Fire and the Suffolk pine barrens share a natural history

Two fawns amid what was left of an area of Westhampton after an August 1995 wildfire in the pine barrens that led to a Wildfire Task Force to better coordinate efforts between different federal, state and local agencies. Credit: L.I. News Daily/John Paraskevas
The brush fire in the pine barrens this weekend ignited in a part of Suffolk County with a history of fires and flare-ups — to some degree a natural part of the ecosystem but also exacerbated by Long Island's suburban sprawl.
By Sunday evening, firefighters had knocked down the latest blaze.
Amanda Lefton, acting commissioner of the state Department of Environmental Conservation, said earlier Sunday that "we don't expect that we're going to see any major impacts to the ecosystem based off of this fire."

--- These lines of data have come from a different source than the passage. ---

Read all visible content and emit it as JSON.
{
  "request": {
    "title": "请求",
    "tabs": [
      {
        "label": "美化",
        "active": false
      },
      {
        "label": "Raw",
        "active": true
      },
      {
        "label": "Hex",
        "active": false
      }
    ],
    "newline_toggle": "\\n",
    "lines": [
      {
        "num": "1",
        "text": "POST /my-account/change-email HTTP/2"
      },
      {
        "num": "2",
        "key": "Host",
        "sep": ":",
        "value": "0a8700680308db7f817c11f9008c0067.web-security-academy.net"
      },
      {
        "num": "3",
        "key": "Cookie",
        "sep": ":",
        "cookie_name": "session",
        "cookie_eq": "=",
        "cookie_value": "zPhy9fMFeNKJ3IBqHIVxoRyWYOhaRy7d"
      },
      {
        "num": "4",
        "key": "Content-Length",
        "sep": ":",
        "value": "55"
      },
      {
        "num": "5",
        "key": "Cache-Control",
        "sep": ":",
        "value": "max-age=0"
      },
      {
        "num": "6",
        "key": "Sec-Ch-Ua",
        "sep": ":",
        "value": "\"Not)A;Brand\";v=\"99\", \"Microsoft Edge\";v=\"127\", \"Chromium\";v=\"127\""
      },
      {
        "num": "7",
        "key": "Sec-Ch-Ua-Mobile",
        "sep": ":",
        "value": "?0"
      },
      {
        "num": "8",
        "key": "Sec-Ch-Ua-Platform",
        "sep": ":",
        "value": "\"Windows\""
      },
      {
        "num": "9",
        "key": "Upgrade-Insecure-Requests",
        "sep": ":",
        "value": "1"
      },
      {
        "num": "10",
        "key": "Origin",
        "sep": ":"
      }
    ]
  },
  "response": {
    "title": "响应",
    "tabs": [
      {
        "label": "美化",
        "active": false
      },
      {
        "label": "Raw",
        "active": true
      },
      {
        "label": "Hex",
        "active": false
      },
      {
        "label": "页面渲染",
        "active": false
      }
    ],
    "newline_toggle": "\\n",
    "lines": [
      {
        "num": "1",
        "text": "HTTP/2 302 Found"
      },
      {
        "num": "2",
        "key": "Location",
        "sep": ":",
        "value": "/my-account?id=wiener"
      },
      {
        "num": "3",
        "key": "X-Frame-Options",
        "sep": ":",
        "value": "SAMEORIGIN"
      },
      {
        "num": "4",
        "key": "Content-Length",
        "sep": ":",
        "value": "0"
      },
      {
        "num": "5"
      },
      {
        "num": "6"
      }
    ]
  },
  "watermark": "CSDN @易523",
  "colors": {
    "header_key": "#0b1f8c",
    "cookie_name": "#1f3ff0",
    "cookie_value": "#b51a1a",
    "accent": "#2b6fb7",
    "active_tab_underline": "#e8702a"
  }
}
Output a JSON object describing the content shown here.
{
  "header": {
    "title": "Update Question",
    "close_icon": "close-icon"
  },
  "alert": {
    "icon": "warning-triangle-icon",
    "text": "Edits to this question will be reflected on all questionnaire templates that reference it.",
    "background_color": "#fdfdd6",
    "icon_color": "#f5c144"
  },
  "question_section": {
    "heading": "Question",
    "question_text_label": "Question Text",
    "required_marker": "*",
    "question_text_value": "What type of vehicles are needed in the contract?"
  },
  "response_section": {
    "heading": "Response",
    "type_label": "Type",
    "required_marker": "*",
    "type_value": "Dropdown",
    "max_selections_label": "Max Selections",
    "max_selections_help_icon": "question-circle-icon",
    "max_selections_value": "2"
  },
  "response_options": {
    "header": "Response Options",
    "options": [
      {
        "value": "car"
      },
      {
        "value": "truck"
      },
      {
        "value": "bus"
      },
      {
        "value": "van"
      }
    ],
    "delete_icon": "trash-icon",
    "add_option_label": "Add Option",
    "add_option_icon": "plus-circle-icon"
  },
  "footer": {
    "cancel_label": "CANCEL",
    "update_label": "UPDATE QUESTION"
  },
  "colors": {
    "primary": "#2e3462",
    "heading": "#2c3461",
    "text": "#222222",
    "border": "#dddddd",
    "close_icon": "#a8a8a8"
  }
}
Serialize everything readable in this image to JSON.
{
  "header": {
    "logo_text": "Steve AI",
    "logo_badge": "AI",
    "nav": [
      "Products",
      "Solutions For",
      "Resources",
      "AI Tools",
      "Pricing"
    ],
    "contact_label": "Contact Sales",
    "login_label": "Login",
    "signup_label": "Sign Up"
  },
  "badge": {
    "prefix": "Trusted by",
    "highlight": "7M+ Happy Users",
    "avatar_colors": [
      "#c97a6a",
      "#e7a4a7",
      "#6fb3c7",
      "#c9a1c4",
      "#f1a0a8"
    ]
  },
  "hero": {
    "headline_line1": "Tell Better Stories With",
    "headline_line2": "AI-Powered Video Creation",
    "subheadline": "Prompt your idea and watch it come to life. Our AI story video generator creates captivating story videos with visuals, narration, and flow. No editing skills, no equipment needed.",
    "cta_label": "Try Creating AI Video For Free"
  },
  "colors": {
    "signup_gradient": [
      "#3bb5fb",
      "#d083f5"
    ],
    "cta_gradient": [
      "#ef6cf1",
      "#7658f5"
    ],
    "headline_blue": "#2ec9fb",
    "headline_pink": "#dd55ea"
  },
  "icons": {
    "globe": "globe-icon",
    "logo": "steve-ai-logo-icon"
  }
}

To help regenerate the ecosystem as well as prevent dangerous fuel buildup, authorities periodically thin out the pine barrens by cutting and removing smaller trees and conducting controlled burns, according to Bryan Gallagher, State Forest Ranger at the DEC.
Brush fires are tied to the history of the pine barrens, now at 105,000 acres, down from what experts believe at one time stretched across a quarter of a million acres. The frequency and intensity of fires increased with European settlement on the Island, according to the Long Island Pine Barrens Society.
Fires in the 19th century were often set intentionally to clear brush, while other times they were caused by sparks flying from early Long Island Rail Road cars. In 1862, according to the Pine Barrens Society, a fire raged from Smithtown to Southampton.
Long Island brush fires in late April 1989 extended from the pine barrens in Deer Park to Riverhead.
The 1989 fire stoked an ongoing debate at the time about whether the pine barrens should be developed. In 1993, the state passed the Long Island Pine Barrens Protection Act, which heavily restricted development in the area and created a Pine Barrens Commission.
The Sunrise Fire in 1995 charred between 3,200 and 5,000 acres in the pine barrens. The blaze began near the Suffolk County Community College campus in Riverhead, spread to the Sunrise Highway and crossed into the southern pine barrens, burning for nearly a week. The conflagration forced some 400 residents to evacuate, Newsday reported in 2005, the blaze's 10th anniversary.
Following the fire, the Pine Barrens Commission created a Wildfire Task Force to better coordinate efforts between different federal, state and local agencies.
In April 2012, amid similar dry and windy conditions as this past weekend's blazes, a brush fire burned 1,100 acres in the pine barrens areas of Manorville and Ridge.